What settings do you use for binaural beats? I have trouble sleeping sometimes and have tried binaural beats but they are maybe 20% effective. Seems to have worked a lot better for you, and I wonder if it's a frequency thing.


> "Early this year I discovered medical marijuana. It's completely game changing."

Not to be a wet blanket or anything but, like any other form of medication, watch out for buildup of tolerance. You may wind up having to "dry out" for several months or so if tolerance gets too high.


yep. usually have to toleate couple of nights of nightmares/stressmares per week.


I have followed a similar path. My problem is that I usually wake up at 3am after only 4-5 hours of sleep, and can't get back to sleep. After 2 nights of that I'll feel tired throughout the day.

I discovered that one good puff of marijuana when I wake up too early, helps me to drift off to sleep again. After that I wake up feeling great the next day!

My Oura ring tells me that the marijuana significantly lowers my resting HR, and increases my HRV (Heart Rate Variability). From what I understand both of those effects are beneficial.


> It's completely game changing.

Came here to say this but expecting downvotes, surprised to see this on the top.

I used to have terrible insomnia for around 15 yrs. I had just forgotten how to fall alseep, every night i would go into the same terrible racing thoughts loop. Going to bed was a dreaded chore. I tried everything from counting sheep to ambien. Only marijuana helped me forget my bad thinking loops and taught me to fall asleep.

Now i don't smoke anymore but i don't have insomnia either. I am just careful about not getting into that frenzy thinking habit.


This is the best answer IMO. It's not for nothing that people say things like "one glass a day keep the doctor away". We have plants that we've discovered a long time ago that help us sleep, and we make all sorts of tea with it, why not use this?

If it's illegal where you live, then sure, but if it's legal then what's the big deal?


I keep temazepam and Xanax at had because knowing they're there helps immensely, and maybe use one or the other a couple times a month.

Other things that help me are diet, but also very much so exercise both cardio and heavy lifting.

Another thing I occasionally do is write down my loopy thoughts in a sort of shorthand / appreciated English that isn't immediately readable by others in the house, sit with the writing for a few minutes reading it over then testing it in to small pieces and scattering the pieces in the compost where they might do some good.

Getting the looping worries out of the mind in to the physical realm where they are tangible as physical objects to be manipulated help me greatly.

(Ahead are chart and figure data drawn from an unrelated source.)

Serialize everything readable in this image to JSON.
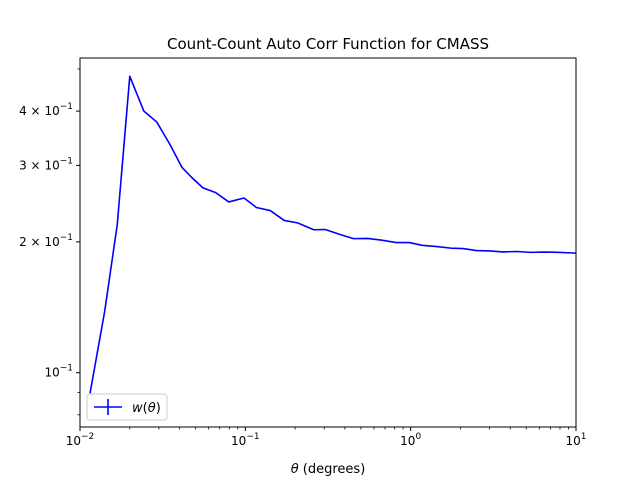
{
  "chart_data": {
    "type": "line",
    "title": "Count-Count Auto Corr Function for CMASS",
    "xlabel_symbol": "θ",
    "xlabel_rest": " (degrees)",
    "ylabel": "",
    "xscale": "log",
    "yscale": "log",
    "xlim": [
      0.01,
      10
    ],
    "ylim": [
      0.075,
      0.53
    ],
    "grid": false,
    "legend_position": "lower-left",
    "x_major_ticks": [
      {
        "value": 0.01,
        "base": "10",
        "exp": "−2"
      },
      {
        "value": 0.1,
        "base": "10",
        "exp": "−1"
      },
      {
        "value": 1,
        "base": "10",
        "exp": "0"
      },
      {
        "value": 10,
        "base": "10",
        "exp": "1"
      }
    ],
    "y_major_ticks": [
      {
        "value": 0.1,
        "mant": "",
        "base": "10",
        "exp": "−1"
      },
      {
        "value": 0.2,
        "mant": "2 × ",
        "base": "10",
        "exp": "−1"
      },
      {
        "value": 0.3,
        "mant": "3 × ",
        "base": "10",
        "exp": "−1"
      },
      {
        "value": 0.4,
        "mant": "4 × ",
        "base": "10",
        "exp": "−1"
      }
    ],
    "y_minor_ticks": [
      0.08,
      0.09,
      0.5
    ],
    "series": [
      {
        "name_func": "w",
        "name_arg": "θ",
        "color": "#0000ff",
        "x": [
          0.0115,
          0.0141,
          0.0168,
          0.02,
          0.0243,
          0.0291,
          0.0348,
          0.0414,
          0.047,
          0.0554,
          0.0662,
          0.0794,
          0.0982,
          0.1167,
          0.1415,
          0.1719,
          0.2069,
          0.2594,
          0.3045,
          0.372,
          0.4505,
          0.5479,
          0.6613,
          0.8181,
          0.9806,
          1.1733,
          1.4391,
          1.7498,
          2.0796,
          2.4942,
          3.0057,
          3.6244,
          4.4133,
          5.2999,
          6.3768,
          7.6983,
          9.2471,
          10.0
        ],
        "y": [
          0.0897,
          0.1384,
          0.2192,
          0.481,
          0.4003,
          0.3777,
          0.3365,
          0.2967,
          0.2823,
          0.2663,
          0.2597,
          0.2472,
          0.2524,
          0.24,
          0.2361,
          0.2241,
          0.2212,
          0.2133,
          0.2136,
          0.2082,
          0.2035,
          0.2037,
          0.202,
          0.1993,
          0.1993,
          0.1964,
          0.1951,
          0.1935,
          0.1931,
          0.191,
          0.1907,
          0.1897,
          0.1901,
          0.1892,
          0.1895,
          0.1893,
          0.1887,
          0.1884
        ]
      }
    ]
  }
}
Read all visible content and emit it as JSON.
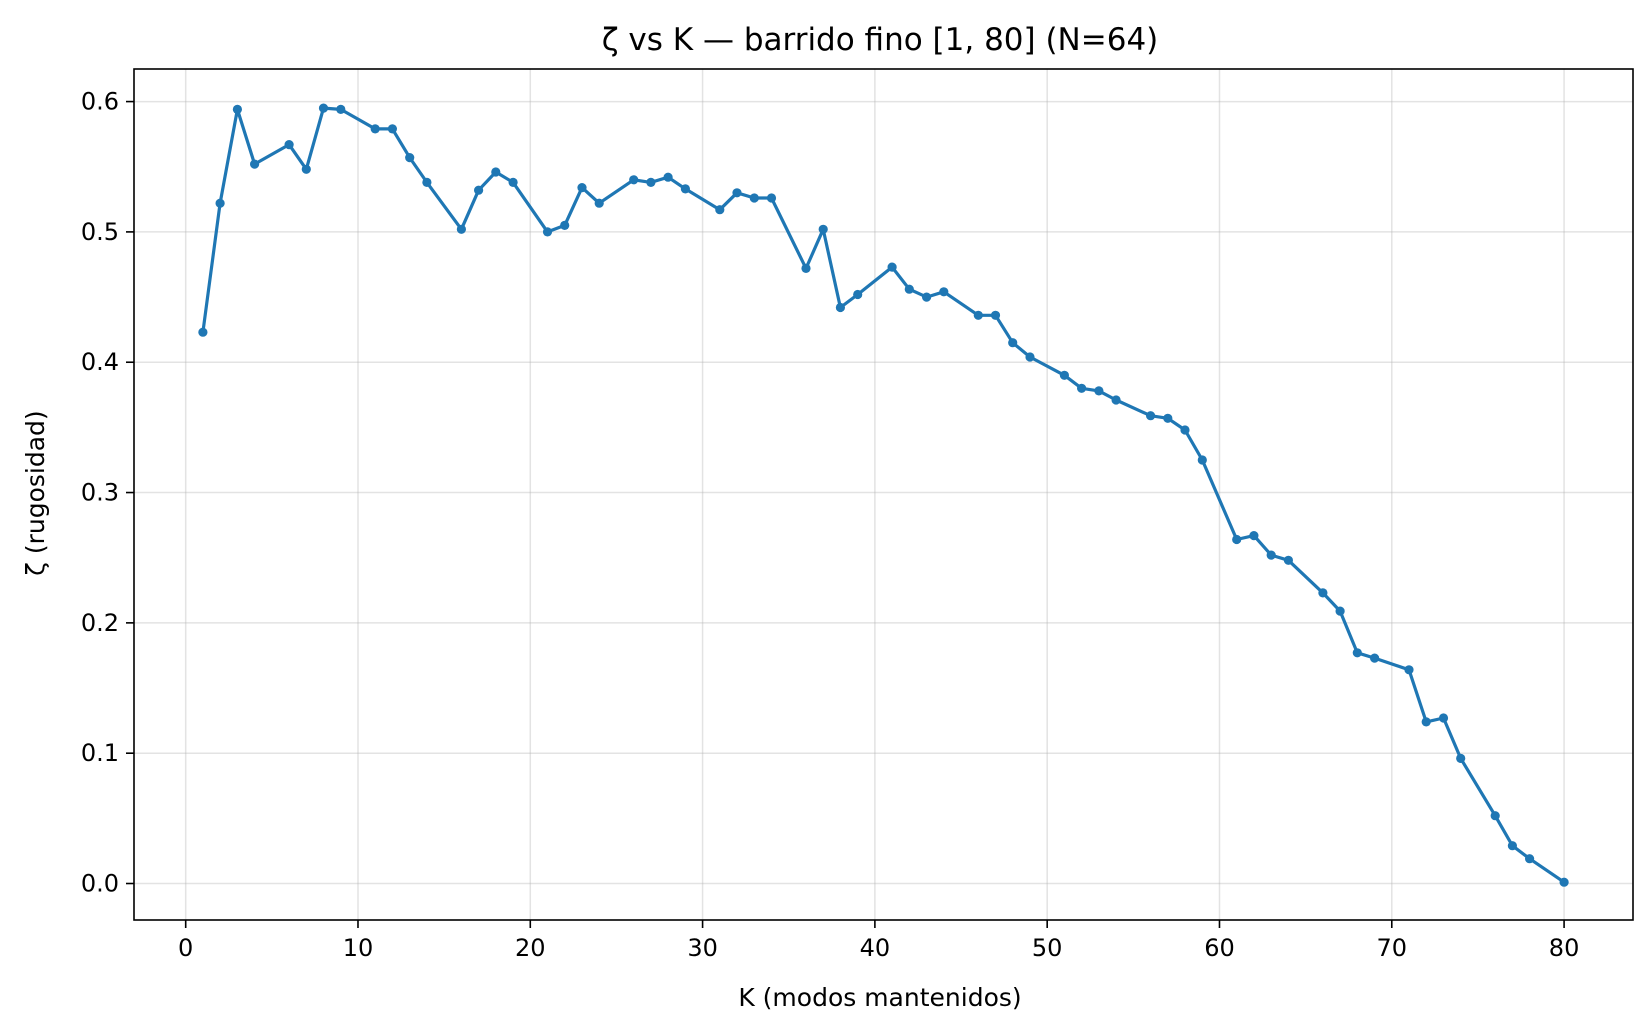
{
  "chart_data": {
    "type": "line",
    "title": "ζ vs K — barrido fino [1, 80] (N=64)",
    "xlabel": "K (modos mantenidos)",
    "ylabel": "ζ (rugosidad)",
    "xlim": [
      -3,
      84
    ],
    "ylim": [
      -0.028,
      0.625
    ],
    "xticks": [
      0,
      10,
      20,
      30,
      40,
      50,
      60,
      70,
      80
    ],
    "xtick_labels": [
      "0",
      "10",
      "20",
      "30",
      "40",
      "50",
      "60",
      "70",
      "80"
    ],
    "yticks": [
      0.0,
      0.1,
      0.2,
      0.3,
      0.4,
      0.5,
      0.6
    ],
    "ytick_labels": [
      "0.0",
      "0.1",
      "0.2",
      "0.3",
      "0.4",
      "0.5",
      "0.6"
    ],
    "grid": true,
    "legend": "none",
    "series": [
      {
        "color": "#1f77b4",
        "marker": "circle",
        "x": [
          1,
          2,
          3,
          4,
          6,
          7,
          8,
          9,
          11,
          12,
          13,
          14,
          16,
          17,
          18,
          19,
          21,
          22,
          23,
          24,
          26,
          27,
          28,
          29,
          31,
          32,
          33,
          34,
          36,
          37,
          38,
          39,
          41,
          42,
          43,
          44,
          46,
          47,
          48,
          49,
          51,
          52,
          53,
          54,
          56,
          57,
          58,
          59,
          61,
          62,
          63,
          64,
          66,
          67,
          68,
          69,
          71,
          72,
          73,
          74,
          76,
          77,
          78,
          80
        ],
        "y": [
          0.423,
          0.522,
          0.594,
          0.552,
          0.567,
          0.548,
          0.595,
          0.594,
          0.579,
          0.579,
          0.557,
          0.538,
          0.502,
          0.532,
          0.546,
          0.538,
          0.5,
          0.505,
          0.534,
          0.522,
          0.54,
          0.538,
          0.542,
          0.533,
          0.517,
          0.53,
          0.526,
          0.526,
          0.472,
          0.502,
          0.442,
          0.452,
          0.473,
          0.456,
          0.45,
          0.454,
          0.436,
          0.436,
          0.415,
          0.404,
          0.39,
          0.38,
          0.378,
          0.371,
          0.359,
          0.357,
          0.348,
          0.325,
          0.264,
          0.267,
          0.252,
          0.248,
          0.223,
          0.209,
          0.177,
          0.173,
          0.164,
          0.124,
          0.127,
          0.096,
          0.052,
          0.029,
          0.019,
          0.001
        ]
      }
    ]
  }
}
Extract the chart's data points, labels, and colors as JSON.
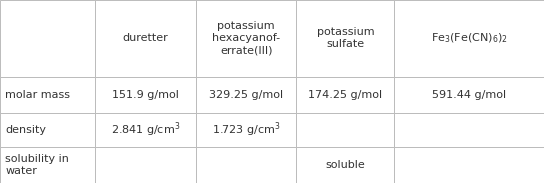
{
  "col_headers": [
    "duretter",
    "potassium\nhexacyanof-\nerrate(III)",
    "potassium\nsulfate",
    "Fe$_3$(Fe(CN)$_6$)$_2$"
  ],
  "row_headers": [
    "molar mass",
    "density",
    "solubility in\nwater"
  ],
  "cells": [
    [
      "151.9 g/mol",
      "329.25 g/mol",
      "174.25 g/mol",
      "591.44 g/mol"
    ],
    [
      "2.841 g/cm$^3$",
      "1.723 g/cm$^3$",
      "",
      ""
    ],
    [
      "",
      "",
      "soluble",
      ""
    ]
  ],
  "background_color": "#ffffff",
  "border_color": "#bbbbbb",
  "text_color": "#333333",
  "fontsize": 8.0,
  "col_starts": [
    0.0,
    0.175,
    0.36,
    0.545,
    0.725
  ],
  "col_ends": [
    0.175,
    0.36,
    0.545,
    0.725,
    1.0
  ],
  "row_tops": [
    1.0,
    0.58,
    0.385,
    0.195
  ],
  "row_bottoms": [
    0.58,
    0.385,
    0.195,
    0.0
  ]
}
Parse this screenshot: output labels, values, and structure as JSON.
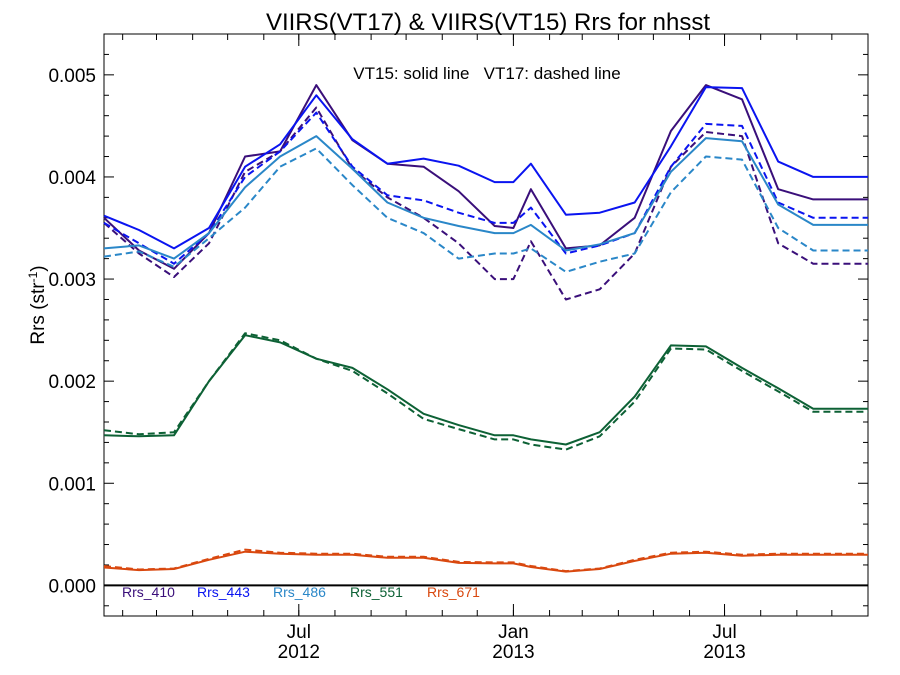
{
  "chart_data": {
    "type": "line",
    "title": "VIIRS(VT17) & VIIRS(VT15)  Rrs for nhsst",
    "annotation": "VT15: solid line   VT17: dashed line",
    "ylabel_main": "Rrs (str",
    "ylabel_sup": "-1",
    "ylabel_close": ")",
    "xlim": [
      "2012-01-16",
      "2013-11-01"
    ],
    "ylim": [
      -0.0003,
      0.0054
    ],
    "y_ticks": [
      0.0,
      0.001,
      0.002,
      0.003,
      0.004,
      0.005
    ],
    "y_tick_labels": [
      "0.000",
      "0.001",
      "0.002",
      "0.003",
      "0.004",
      "0.005"
    ],
    "x_ticks": [
      {
        "date": "2012-07-01",
        "line1": "Jul",
        "line2": "2012"
      },
      {
        "date": "2013-01-01",
        "line1": "Jan",
        "line2": "2013"
      },
      {
        "date": "2013-07-01",
        "line1": "Jul",
        "line2": "2013"
      }
    ],
    "dates": [
      "2012-01-16",
      "2012-02-15",
      "2012-03-16",
      "2012-04-15",
      "2012-05-16",
      "2012-06-15",
      "2012-07-16",
      "2012-08-16",
      "2012-09-15",
      "2012-10-16",
      "2012-11-15",
      "2012-12-16",
      "2013-01-01",
      "2013-01-16",
      "2013-02-15",
      "2013-03-16",
      "2013-04-15",
      "2013-05-16",
      "2013-06-15",
      "2013-07-16",
      "2013-08-16",
      "2013-09-15",
      "2013-10-16",
      "2013-11-01"
    ],
    "legend_position": "bottom-left",
    "series": [
      {
        "name": "Rrs_410",
        "color": "#3a0f7a",
        "vt15": [
          0.0036,
          0.00328,
          0.0031,
          0.00345,
          0.0042,
          0.00425,
          0.0049,
          0.00436,
          0.00413,
          0.0041,
          0.00386,
          0.00352,
          0.0035,
          0.00388,
          0.0033,
          0.00333,
          0.0036,
          0.00445,
          0.0049,
          0.00476,
          0.00388,
          0.00378,
          0.00378,
          0.00378
        ],
        "vt17": [
          0.00355,
          0.00325,
          0.00302,
          0.00335,
          0.00405,
          0.00425,
          0.00468,
          0.00408,
          0.0038,
          0.0036,
          0.00335,
          0.003,
          0.003,
          0.00337,
          0.0028,
          0.0029,
          0.00325,
          0.0041,
          0.00444,
          0.0044,
          0.00335,
          0.00315,
          0.00315,
          0.00315
        ]
      },
      {
        "name": "Rrs_443",
        "color": "#0a14f0",
        "vt15": [
          0.00362,
          0.00348,
          0.0033,
          0.0035,
          0.0041,
          0.00432,
          0.0048,
          0.00437,
          0.00413,
          0.00418,
          0.00411,
          0.00395,
          0.00395,
          0.00413,
          0.00363,
          0.00365,
          0.00375,
          0.0043,
          0.00488,
          0.00487,
          0.00415,
          0.004,
          0.004,
          0.004
        ],
        "vt17": [
          0.00355,
          0.00335,
          0.00315,
          0.00345,
          0.004,
          0.00425,
          0.00463,
          0.0041,
          0.00382,
          0.00377,
          0.00365,
          0.00355,
          0.00355,
          0.0037,
          0.00325,
          0.00333,
          0.00345,
          0.0041,
          0.00452,
          0.0045,
          0.00375,
          0.0036,
          0.0036,
          0.0036
        ]
      },
      {
        "name": "Rrs_486",
        "color": "#2a87c8",
        "vt15": [
          0.0033,
          0.00333,
          0.0032,
          0.00345,
          0.0039,
          0.0042,
          0.0044,
          0.00408,
          0.00375,
          0.0036,
          0.00352,
          0.00345,
          0.00345,
          0.00353,
          0.00328,
          0.00334,
          0.00345,
          0.00405,
          0.00438,
          0.00435,
          0.00373,
          0.00353,
          0.00353,
          0.00353
        ],
        "vt17": [
          0.00322,
          0.00327,
          0.00312,
          0.0034,
          0.0037,
          0.0041,
          0.00428,
          0.00392,
          0.0036,
          0.00345,
          0.0032,
          0.00325,
          0.00325,
          0.0033,
          0.00307,
          0.00317,
          0.00325,
          0.00385,
          0.0042,
          0.00417,
          0.0035,
          0.00328,
          0.00328,
          0.00328
        ]
      },
      {
        "name": "Rrs_551",
        "color": "#0d6135",
        "vt15": [
          0.00147,
          0.00146,
          0.00147,
          0.002,
          0.00245,
          0.00238,
          0.00222,
          0.00213,
          0.00192,
          0.00168,
          0.00157,
          0.00147,
          0.00147,
          0.00143,
          0.00138,
          0.0015,
          0.00185,
          0.00235,
          0.00234,
          0.00213,
          0.00193,
          0.00173,
          0.00173,
          0.00173
        ],
        "vt17": [
          0.00152,
          0.00148,
          0.0015,
          0.002,
          0.00247,
          0.0024,
          0.00222,
          0.0021,
          0.00188,
          0.00163,
          0.00153,
          0.00143,
          0.00143,
          0.00138,
          0.00133,
          0.00146,
          0.0018,
          0.00232,
          0.00231,
          0.0021,
          0.0019,
          0.0017,
          0.0017,
          0.0017
        ]
      },
      {
        "name": "Rrs_671",
        "color": "#d9480f",
        "vt15": [
          0.000175,
          0.00015,
          0.00016,
          0.00025,
          0.00033,
          0.00031,
          0.0003,
          0.0003,
          0.00027,
          0.00027,
          0.00022,
          0.000215,
          0.000215,
          0.00018,
          0.000135,
          0.00016,
          0.00024,
          0.00031,
          0.00032,
          0.00029,
          0.0003,
          0.0003,
          0.0003,
          0.0003
        ],
        "vt17": [
          0.00019,
          0.000155,
          0.000165,
          0.00026,
          0.00035,
          0.00032,
          0.00031,
          0.00031,
          0.00028,
          0.00028,
          0.00023,
          0.000225,
          0.000225,
          0.00019,
          0.00014,
          0.000165,
          0.00025,
          0.00032,
          0.00033,
          0.0003,
          0.00031,
          0.00031,
          0.00031,
          0.00031
        ]
      }
    ]
  }
}
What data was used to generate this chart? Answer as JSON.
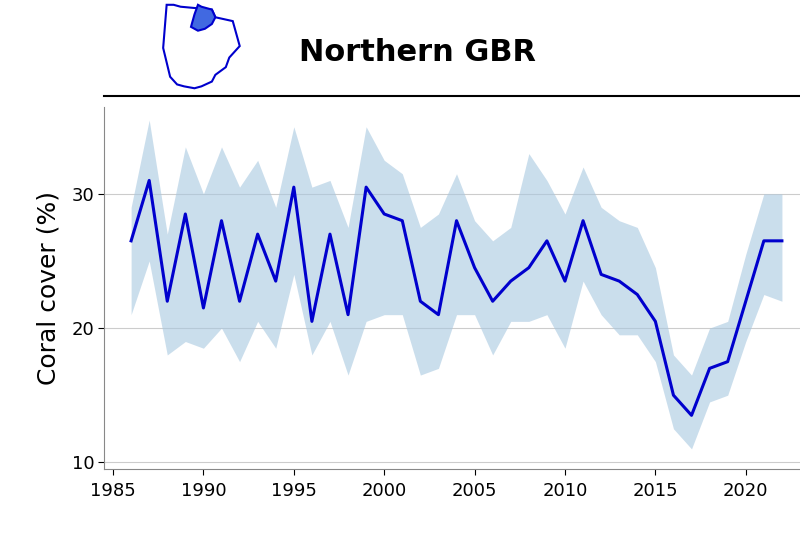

I've been using Marijuana for sleep too until a few years ago. I had to stop when I wasn't able anymore to come up with a source for it (it's illegal here).

After a terrible phase of sweat and insomnia, I started to sleep normally again and I realized: I started dreaming again and I needed less sleep now than with M. I also felt really relaxed and refreshed so I didn't need that much time to be ready to go (stopped drinking coffee because of it too).

You should try some phases without it from time to time.